Decline in State Funding Makes College Less Affordable
State funding of higher education institutions has seen a substantial decline over the last decade making college education out of bounds for many, according to a new report by the Center on Budget and Policy Priorities (CBPP).
The decline in state funding for public two- and four-year colleges started after the Great Recession of 2008. As compared to state funding before the recession, 41 states spent $1,220, or 13 percent, less per student between 2008 to 2018.
In states like Alabama, Arizona, Louisiana, Mississippi, Oklahoma, and Pennsylvania, the per-student funding fell by more than 30 percent. As a result, many colleges cut faculty positions, eliminated course offerings, closed campuses, and reduced student services, among other cuts.
Many colleges and universities responded by increasing tuition, reducing faculty, limiting course offerings, and in some cases closing campuses.
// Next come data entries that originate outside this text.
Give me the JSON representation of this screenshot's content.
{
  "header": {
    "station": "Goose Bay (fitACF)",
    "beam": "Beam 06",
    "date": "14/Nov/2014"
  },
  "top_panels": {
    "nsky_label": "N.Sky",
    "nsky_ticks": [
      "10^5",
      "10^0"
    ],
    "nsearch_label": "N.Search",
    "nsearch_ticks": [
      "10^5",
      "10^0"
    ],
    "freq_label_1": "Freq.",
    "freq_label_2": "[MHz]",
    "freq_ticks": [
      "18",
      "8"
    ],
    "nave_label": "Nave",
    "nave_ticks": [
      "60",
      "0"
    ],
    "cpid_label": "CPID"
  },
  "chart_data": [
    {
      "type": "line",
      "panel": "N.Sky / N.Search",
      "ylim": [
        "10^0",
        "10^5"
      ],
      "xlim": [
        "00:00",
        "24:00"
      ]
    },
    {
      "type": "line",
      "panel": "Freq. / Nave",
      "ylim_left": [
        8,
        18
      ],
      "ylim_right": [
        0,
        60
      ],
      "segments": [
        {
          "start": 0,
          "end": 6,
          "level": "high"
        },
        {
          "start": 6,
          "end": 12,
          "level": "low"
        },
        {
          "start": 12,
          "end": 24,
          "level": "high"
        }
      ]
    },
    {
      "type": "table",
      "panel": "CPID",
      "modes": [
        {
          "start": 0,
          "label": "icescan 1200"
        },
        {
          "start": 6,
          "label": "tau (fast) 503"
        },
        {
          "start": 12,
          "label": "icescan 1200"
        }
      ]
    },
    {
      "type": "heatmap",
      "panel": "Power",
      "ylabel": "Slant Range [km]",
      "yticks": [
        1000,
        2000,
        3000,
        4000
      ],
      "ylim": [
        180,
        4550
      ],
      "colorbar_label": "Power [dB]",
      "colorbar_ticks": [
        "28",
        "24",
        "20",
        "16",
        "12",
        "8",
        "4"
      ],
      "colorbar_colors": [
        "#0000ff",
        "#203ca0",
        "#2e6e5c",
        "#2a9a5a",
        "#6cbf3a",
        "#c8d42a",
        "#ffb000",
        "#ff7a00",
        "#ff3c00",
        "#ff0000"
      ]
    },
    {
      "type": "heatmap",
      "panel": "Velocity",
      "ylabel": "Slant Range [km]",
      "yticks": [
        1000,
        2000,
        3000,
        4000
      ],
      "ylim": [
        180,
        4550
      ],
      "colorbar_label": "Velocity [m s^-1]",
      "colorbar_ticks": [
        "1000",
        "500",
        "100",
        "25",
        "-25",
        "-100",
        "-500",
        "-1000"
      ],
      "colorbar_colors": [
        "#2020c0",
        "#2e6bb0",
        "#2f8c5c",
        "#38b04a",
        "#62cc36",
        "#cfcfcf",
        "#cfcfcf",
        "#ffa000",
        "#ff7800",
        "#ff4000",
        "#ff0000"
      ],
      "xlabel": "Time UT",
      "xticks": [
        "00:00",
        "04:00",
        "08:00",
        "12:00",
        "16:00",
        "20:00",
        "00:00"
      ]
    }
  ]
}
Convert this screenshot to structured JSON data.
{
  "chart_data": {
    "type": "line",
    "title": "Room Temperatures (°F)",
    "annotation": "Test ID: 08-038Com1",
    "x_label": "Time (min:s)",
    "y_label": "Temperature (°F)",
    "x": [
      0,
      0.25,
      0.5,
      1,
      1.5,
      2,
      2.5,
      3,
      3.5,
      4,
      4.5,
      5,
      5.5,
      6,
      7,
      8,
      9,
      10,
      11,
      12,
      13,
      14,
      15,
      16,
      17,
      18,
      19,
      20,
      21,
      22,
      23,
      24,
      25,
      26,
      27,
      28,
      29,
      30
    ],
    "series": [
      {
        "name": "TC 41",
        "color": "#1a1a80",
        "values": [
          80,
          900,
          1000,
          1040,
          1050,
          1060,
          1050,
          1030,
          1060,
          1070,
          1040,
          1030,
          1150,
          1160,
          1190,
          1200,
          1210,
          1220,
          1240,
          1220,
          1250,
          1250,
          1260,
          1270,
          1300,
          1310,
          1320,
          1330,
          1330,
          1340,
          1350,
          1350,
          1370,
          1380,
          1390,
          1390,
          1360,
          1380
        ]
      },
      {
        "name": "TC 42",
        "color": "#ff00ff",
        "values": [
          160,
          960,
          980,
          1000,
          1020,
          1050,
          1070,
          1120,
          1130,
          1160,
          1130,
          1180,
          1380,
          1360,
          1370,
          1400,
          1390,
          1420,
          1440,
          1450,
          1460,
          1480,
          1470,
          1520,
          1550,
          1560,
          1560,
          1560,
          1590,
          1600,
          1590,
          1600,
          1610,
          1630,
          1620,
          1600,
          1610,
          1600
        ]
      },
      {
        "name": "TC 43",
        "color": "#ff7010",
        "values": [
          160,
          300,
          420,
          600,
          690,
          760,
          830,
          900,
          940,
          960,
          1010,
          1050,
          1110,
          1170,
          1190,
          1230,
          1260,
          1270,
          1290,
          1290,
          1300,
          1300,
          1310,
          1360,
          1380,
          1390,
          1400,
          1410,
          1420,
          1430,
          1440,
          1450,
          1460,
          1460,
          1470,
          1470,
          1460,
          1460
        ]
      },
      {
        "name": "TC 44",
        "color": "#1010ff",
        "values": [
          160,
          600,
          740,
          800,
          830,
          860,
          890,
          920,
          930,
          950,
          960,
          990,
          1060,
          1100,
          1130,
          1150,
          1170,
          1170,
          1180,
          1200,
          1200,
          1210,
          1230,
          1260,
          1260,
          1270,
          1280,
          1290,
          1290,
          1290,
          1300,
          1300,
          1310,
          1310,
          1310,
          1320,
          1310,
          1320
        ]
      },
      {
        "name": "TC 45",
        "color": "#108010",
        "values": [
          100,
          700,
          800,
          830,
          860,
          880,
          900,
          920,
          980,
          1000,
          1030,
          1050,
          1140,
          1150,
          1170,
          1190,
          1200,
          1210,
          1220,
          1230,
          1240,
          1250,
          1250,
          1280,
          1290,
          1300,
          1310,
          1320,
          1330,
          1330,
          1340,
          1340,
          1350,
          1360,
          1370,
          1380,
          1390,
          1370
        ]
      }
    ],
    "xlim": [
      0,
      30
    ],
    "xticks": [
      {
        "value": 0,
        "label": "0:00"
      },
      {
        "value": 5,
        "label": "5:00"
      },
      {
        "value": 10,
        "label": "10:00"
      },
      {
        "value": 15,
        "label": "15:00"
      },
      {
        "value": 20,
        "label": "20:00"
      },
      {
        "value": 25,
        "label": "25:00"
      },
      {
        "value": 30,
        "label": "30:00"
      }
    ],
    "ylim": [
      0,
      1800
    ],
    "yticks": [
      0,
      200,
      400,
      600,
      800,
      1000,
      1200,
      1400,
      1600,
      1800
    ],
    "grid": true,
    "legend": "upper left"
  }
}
The tuition increase differs for each state, but on average, the tuition at four-year public colleges rose by $2,708. The declining state funding and rising college cost are acting as a barrier for low-income students and students of color from attending college worsening racial and class inequality.
“Rising tuition threatens affordability and access, leaving many students and their families –– including those whose annual wages have stagnated or fallen over recent decades — either saddled with onerous debt or unable to afford college altogether,” the CBPP report reads.
The report recommended an increase in funding for public two- and four-year colleges and develop craft funding formulas that focus additional state funds on building the capacity of colleges with the fewest resources. It further urged lawmakers to push for investment in need-based aid programs instead of a merit-based program.